Oregon Rail Heritage Foundation erases debt in five years
Not so long ago, the fate of Portland's three historic steam locomotives was unclear. Although two were used in the popular Holiday Express excursions, they were housed in a crumbling building in Union Pacific's busy Brooklyn Yard that was slated for demolition.
But last Wednesday, the board of the Oregon Rail Heritage Foundation burned their city mortgage to celebrate the fifth anniversary of their permanent center, located adjacent to the transit center at the east end of the Tilikum Crossing at 2250 S.E. Water Ave.
To build the center, the foundation raised $5 million and borrowed another $1 million from the city. It now houses the locomotives, which are restored, maintained and operated by volunteers.
"ORHF at 5 is debt-free, with money in the bank, and 300 employees who work for nothing," ORHF Executive Director Greg Fitzgerald said at the beginning of the evening event.
Joining the foundation board and other rail enthusiasts were Commissioner Nick Fish, who was in charge of Portland Parks & Recreation when the loan was approved, and Commissioner Amanda Fritz, who is in charge of the bureau now.
The foundation presented Fish with a plaque as thanks for his help. The commissioner then spoke briefly about the foundation's strong partnership with the city and praised the many volunteers who open the center to the public and provide tours to local school groups.
The ceremony is another milestone in a unique and unlikely story. Portland is the only city in the country to own steam locomotives, two of them running and the third being restored. Donated to the city in 1958, they had been stored outside near Oaks Park for decades and were deteriorating. Nonprofit organizations were formed to help volunteers restore the locomotives, and Union Pacific allowed them to be stored in its aging wooden roundhouse in Southeast Portland. But with renovations scheduled to begin at the rail yard in 2012, a new home for the locomotives had to be found.

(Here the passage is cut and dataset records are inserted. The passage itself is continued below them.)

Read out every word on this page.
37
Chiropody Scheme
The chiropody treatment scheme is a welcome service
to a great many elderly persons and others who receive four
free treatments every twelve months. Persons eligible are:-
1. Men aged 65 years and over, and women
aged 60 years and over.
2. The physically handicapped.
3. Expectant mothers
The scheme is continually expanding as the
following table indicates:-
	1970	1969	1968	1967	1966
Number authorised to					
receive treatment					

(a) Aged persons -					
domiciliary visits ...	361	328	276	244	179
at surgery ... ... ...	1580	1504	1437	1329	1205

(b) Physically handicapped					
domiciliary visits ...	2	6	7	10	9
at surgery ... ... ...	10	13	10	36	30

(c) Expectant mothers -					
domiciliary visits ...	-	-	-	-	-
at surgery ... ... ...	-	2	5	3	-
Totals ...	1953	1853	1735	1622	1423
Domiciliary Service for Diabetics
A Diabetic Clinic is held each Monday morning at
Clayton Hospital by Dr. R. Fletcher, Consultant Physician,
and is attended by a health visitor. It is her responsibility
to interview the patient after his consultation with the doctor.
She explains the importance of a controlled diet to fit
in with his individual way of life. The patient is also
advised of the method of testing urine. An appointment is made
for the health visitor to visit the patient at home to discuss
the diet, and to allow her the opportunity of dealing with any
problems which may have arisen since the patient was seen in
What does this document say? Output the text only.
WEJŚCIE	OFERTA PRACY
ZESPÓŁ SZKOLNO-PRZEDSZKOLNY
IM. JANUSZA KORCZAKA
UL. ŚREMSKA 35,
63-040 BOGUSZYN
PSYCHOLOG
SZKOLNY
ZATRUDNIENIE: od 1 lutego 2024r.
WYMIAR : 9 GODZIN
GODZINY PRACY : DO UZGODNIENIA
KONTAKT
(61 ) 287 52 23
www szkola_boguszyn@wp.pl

Everything fell into place when plans took shape for TriMet's Orange Line from Milwaukie to cross into downtown Portland over a new bridge near the Oregon Museum of Science and Industry. Land with a rail access was purchased and a building large enough to house all three locomotives — and more — was designed. With the deadline rapidly approaching, the foundation still needed $1 million to pull it all together. The City Council approved the loan on July 27, 2011, and the Oregon Rail Heritage Center opened on Sept. 22, 2012.